2) Selling Only What Customers Need - People don't need 2 TVs, or 10 pairs of shoes, or bottled water, or Apple products, or bubble gum. Yet none of these industries are considered unethical for selling people something they don't need. Why are we unethical for selling people something they "don't need"? How did that happen? Don't go the wrong way with this...I'm not proposing telling people their car is broken when it isn't. I'm saying that right now our industry is in a position to bow to the customer any time they don't feel like the "need" a certain repair because they'll pull the unethical card on us.
3) Marking Up Parts - Why are we the only industry that is unethical for marking up things that we sell? Hardware stores do, restaurants do, plumbers do, Wal-mart does, O'Reilly's does. But for some reason, certain customers expect us to sell parts at our cost. Why not at O'Reilly's cost...or at Moog's cost? What is the ethical price? Is anyone allowed to make a profit selling parts? If so, who is and why only them? It's just crazy when I think about the unbelievable expectations people have for our industry.
Here's my theory for how we got into this position. When we are desperate for customers we'll do anything they want. And it's much easier and less risky (so we think) to give into them by knocking the price down than it is to spend time teaching them about what they just bought or are about to buy. There's so much focus on shop efficiency that we don't take the time to develop customer relationships and educate them about the benefits of buying from us.

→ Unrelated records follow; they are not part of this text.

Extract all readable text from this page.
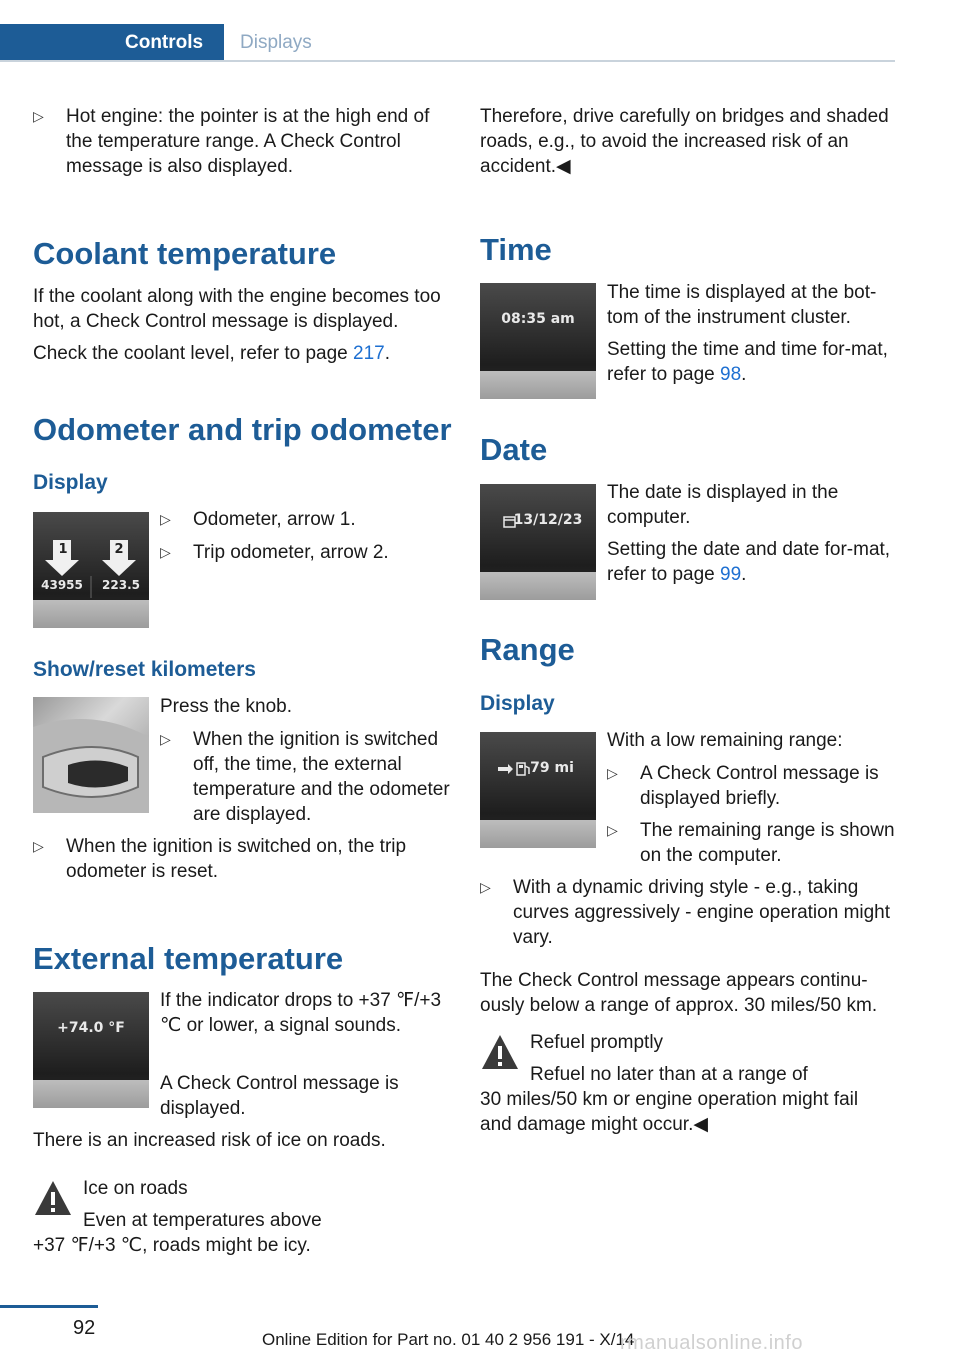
Controls	Displays
▷ Hot engine: the pointer is at the high end of the temperature range. A Check Control message is also displayed.
Coolant temperature

If the coolant along with the engine becomes too hot, a Check Control message is displayed.

Check the coolant level, refer to page 217.

Odometer and trip odometer
Display
1	2
43955	223.5
▷ Odometer, arrow 1.
▷ Trip odometer, arrow 2.
Show/reset kilometers

Press the knob.

▷ When the ignition is switched off, the time, the external temperature and the odometer are displayed.
▷ When the ignition is switched on, the trip odometer is reset.
External temperature
+74.0 °F

If the indicator drops to +37 ℉/+3 ℃ or lower, a signal sounds.

A Check Control message is displayed.

There is an increased risk of ice on roads.

Ice on roads

Even at temperatures above

+37 ℉/+3 ℃, roads might be icy.

Therefore, drive carefully on bridges and shaded roads, e.g., to avoid the increased risk of an accident.◀

Time
08:35 am

The time is displayed at the bot‐tom of the instrument cluster.

Setting the time and time for‐mat, refer to page 98.

Date
13/12/23

The date is displayed in the computer.

Setting the date and date for‐mat, refer to page 99.

Range
Display
79 mi

With a low remaining range:

▷ A Check Control message is displayed briefly.
▷ The remaining range is shown on the computer.
▷ With a dynamic driving style - e.g., taking curves aggressively - engine operation might vary.

The Check Control message appears continu‐ously below a range of approx. 30 miles/50 km.

Refuel promptly

Refuel no later than at a range of

30 miles/50 km or engine operation might fail and damage might occur.◀

92
Online Edition for Part no. 01 40 2 956 191 - X/14
rmanualsonline.info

It isn't a waste of time to teach customers about their car, to show them why we are proposing a certain repair, or to explain every item on the invoice. If we don't then people will continue to expect us to sell parts at cost, eat unexpected labor time, and not perform a proper repair all in the name of ethics.
We have to put a stop to this. Our industry generally isn't unethical (we have 7 shops in my town of 12,000 and only one is shady) but we accept that moniker. We don't have to. I certainly don't.
Does anybody else think the expectations on our industry are just plain stupid?